Sakit itu ternyata memberikan banyak
kebaikan dan hikmah bagi kami semua. Saya jadi belajar tentang cara
membangkitkan semangat, belajar tetap tenang dalam mengelola kecemasan dan
kekhawatiran. Semakin bersyukur memiliki suami yang luar biasa pengorbanannya.
Sedangkan suami belajar lebih sabar merawat
orang sakit dan merawat bayi kami. Ia jadi lebih berani dengan darah. Lebih dekat dengan anak-anak.

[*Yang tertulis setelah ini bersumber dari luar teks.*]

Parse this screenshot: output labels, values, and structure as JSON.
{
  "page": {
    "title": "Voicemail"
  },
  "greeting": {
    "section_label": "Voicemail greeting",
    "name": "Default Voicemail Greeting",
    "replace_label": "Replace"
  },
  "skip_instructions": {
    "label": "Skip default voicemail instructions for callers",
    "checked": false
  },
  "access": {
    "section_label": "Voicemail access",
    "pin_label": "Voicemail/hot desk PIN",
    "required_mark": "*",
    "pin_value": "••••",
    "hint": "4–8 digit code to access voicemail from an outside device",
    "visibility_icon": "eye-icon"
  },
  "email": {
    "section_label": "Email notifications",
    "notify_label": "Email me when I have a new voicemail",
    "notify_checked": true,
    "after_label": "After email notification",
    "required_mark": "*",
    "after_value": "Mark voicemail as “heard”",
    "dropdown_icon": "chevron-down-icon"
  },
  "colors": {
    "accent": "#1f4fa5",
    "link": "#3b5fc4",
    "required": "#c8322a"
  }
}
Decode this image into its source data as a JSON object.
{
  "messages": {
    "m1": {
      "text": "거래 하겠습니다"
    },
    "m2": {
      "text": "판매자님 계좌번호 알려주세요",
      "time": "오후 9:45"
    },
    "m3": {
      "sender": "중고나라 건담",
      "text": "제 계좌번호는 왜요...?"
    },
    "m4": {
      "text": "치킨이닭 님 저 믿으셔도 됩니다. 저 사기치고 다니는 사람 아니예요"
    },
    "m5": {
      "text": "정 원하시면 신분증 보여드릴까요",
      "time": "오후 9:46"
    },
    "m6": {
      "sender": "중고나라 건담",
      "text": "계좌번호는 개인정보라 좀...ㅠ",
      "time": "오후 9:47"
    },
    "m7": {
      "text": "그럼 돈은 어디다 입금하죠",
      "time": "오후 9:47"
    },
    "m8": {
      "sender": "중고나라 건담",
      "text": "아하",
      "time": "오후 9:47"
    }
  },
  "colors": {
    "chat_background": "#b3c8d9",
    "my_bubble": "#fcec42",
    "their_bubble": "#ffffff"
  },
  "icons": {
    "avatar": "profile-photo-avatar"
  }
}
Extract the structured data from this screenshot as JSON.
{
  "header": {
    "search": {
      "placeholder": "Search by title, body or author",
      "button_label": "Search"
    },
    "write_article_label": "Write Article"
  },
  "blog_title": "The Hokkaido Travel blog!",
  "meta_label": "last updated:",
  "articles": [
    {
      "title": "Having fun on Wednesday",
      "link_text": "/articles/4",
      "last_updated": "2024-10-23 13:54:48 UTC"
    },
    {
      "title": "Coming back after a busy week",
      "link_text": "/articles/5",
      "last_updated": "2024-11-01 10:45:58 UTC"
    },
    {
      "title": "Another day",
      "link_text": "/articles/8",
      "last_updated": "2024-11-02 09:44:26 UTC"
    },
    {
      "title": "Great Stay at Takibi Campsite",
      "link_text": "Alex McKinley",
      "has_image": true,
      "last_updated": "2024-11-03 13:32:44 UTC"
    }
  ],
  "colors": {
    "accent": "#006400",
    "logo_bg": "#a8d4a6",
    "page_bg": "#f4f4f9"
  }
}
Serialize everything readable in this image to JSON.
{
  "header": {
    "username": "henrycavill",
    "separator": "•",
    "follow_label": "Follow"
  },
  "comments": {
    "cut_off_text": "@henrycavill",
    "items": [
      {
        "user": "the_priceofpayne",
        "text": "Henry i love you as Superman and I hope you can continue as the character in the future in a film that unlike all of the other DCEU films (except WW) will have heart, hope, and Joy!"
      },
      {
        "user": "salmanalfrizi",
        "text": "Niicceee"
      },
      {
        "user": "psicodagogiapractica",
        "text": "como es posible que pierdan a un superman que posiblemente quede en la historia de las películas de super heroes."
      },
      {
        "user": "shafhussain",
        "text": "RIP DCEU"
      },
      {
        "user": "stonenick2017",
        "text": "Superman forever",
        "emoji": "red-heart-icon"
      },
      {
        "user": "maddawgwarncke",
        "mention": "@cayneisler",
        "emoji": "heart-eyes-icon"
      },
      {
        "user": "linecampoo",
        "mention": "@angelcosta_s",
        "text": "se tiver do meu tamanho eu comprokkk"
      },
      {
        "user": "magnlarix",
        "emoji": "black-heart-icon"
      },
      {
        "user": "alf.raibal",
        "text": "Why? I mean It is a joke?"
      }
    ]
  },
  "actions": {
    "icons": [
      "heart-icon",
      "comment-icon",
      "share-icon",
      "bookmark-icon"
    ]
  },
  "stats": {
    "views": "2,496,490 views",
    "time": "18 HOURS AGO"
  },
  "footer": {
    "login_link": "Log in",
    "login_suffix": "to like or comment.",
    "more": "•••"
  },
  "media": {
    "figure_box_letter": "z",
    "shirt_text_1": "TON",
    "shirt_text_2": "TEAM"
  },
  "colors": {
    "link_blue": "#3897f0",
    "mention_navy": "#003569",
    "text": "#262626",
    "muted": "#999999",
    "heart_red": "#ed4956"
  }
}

Anak-anak Alhamdulillah juga lebih mandiri
dan tidak tergantung pada uminya dalam beberapa hal. Walaupun dalam beberapa
hal lain tetep saja masih ketergantungan. Karena bagaimanapun mereka masih
anak-anak.
Terima kasih Ya Rabb Engkau masih ijinkan
aku bertemu dengan siangmu. Semoga semakin bersinar cahayanya. Cahaya penuh
keberkahan. Kini giliran kami melanjutkan episode kehidupan kami berikutnya tuh
raih keberkahan Ramadhan.
Tahun ini saya menikmati Ramadhan dengan
cara yang berbeda. Semoga ridha dengan sakit yang diberikan Allah. Semoga tetap
bisa melakukan amalan sholih di sela-sela sehatnya. Semoga bisa menjadi penggugur dosa saya.